O ambiente de trabalho e as provas do caso

O caso começou na 9ª Vara do Trabalho de Goiânia, onde as provas mostraram o ambiente pesado que a mulher enfrentava. Testemunhas contaram que ela era a única funcionária do setor alvo de apelidos e que as ofensas eram constantes.

A situação era tão grave que a profissional chegava a chorar no local de trabalho por causa do tratamento que recebia. O abalo emocional dela ficou comprovado nos depoimentos durante o processo.

Na decisão, o valor da indenização foi fixado em R$ 1.500,00. O tribunal considerou que, embora a ofensa exista e seja grave, a natureza do dano foi classificada como leve para chegar a esse montante.

Rescisão indireta e atrasos no FGTS

Mas a vitória da trabalhadora não parou por aí. Ela também pediu na justiça o que chamam de rescisão indireta do contrato.

Isso acontece quando o empregado "pede demissão", mas por culpa do patrão, mantendo todos os direitos como se tivesse sido mandado embora. O pedido foi aceito, mas por um motivo diferente: os atrasos constantes nos depósitos do FGTS.

A justiça entendeu que a empresa não cumpriu com a obrigação legal de recolher o Fundo de Garantia regularmente. Segundo os desembargadores, a falta de pagamento do FGTS é uma falha grave o suficiente para romper o contrato por culpa do empregador.

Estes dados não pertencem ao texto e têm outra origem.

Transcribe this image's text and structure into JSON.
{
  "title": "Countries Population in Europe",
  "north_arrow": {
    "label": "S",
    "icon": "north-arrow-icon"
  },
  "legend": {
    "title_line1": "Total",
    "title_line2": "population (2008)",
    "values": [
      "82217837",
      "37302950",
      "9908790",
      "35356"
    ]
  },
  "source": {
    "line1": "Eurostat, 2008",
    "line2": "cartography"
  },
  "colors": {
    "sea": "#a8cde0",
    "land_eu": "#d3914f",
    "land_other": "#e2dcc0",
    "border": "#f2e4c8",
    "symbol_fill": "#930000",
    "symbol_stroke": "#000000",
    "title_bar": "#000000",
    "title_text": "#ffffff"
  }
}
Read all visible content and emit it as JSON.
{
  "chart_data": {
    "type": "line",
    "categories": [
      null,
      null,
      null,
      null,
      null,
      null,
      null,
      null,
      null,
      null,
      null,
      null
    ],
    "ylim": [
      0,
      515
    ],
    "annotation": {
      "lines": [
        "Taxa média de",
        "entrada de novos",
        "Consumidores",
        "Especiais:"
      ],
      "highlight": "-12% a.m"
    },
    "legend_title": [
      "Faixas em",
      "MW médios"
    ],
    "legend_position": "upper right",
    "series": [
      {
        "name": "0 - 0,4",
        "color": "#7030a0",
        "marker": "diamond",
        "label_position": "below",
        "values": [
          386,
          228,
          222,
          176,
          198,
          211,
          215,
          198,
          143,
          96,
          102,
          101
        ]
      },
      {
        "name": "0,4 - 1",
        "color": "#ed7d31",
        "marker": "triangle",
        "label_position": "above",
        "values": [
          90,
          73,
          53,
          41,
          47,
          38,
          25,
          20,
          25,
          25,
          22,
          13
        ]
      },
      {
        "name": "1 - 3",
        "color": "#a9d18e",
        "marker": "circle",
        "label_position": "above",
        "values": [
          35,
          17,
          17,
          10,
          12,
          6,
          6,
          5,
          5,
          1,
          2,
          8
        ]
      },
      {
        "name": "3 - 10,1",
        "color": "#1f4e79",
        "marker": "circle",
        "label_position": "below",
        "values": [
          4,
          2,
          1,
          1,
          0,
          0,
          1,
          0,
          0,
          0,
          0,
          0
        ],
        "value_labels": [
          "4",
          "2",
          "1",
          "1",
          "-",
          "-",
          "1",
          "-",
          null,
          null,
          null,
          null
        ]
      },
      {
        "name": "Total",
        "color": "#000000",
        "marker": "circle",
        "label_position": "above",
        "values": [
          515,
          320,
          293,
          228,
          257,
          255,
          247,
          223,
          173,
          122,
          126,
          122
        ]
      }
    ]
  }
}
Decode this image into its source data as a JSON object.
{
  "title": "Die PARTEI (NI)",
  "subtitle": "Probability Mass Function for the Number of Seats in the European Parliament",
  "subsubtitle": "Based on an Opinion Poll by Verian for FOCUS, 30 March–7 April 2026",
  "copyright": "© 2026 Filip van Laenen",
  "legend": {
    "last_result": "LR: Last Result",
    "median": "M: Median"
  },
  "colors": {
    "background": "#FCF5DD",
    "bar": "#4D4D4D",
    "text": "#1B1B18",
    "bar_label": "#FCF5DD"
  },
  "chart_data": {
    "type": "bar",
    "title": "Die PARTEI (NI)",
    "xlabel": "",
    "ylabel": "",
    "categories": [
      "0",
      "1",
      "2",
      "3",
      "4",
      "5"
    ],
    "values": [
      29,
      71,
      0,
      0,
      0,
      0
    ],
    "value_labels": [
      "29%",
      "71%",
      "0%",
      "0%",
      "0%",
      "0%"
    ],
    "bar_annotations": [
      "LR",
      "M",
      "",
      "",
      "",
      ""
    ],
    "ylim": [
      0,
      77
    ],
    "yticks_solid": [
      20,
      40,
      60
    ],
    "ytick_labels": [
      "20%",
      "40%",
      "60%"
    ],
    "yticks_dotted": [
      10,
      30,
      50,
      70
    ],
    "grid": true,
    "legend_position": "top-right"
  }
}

Consequências para a empresa

Com isso, a mulher garantiu as verbas rescisórias integrais. Além da indenização pelos danos morais, a empresa ainda terá que pagar a multa prevista na CLT por causa do reconhecimento da rescisão indireta.

A decisão serve de alerta para outras companhias sobre os riscos da discriminação etária no ambiente de trabalho.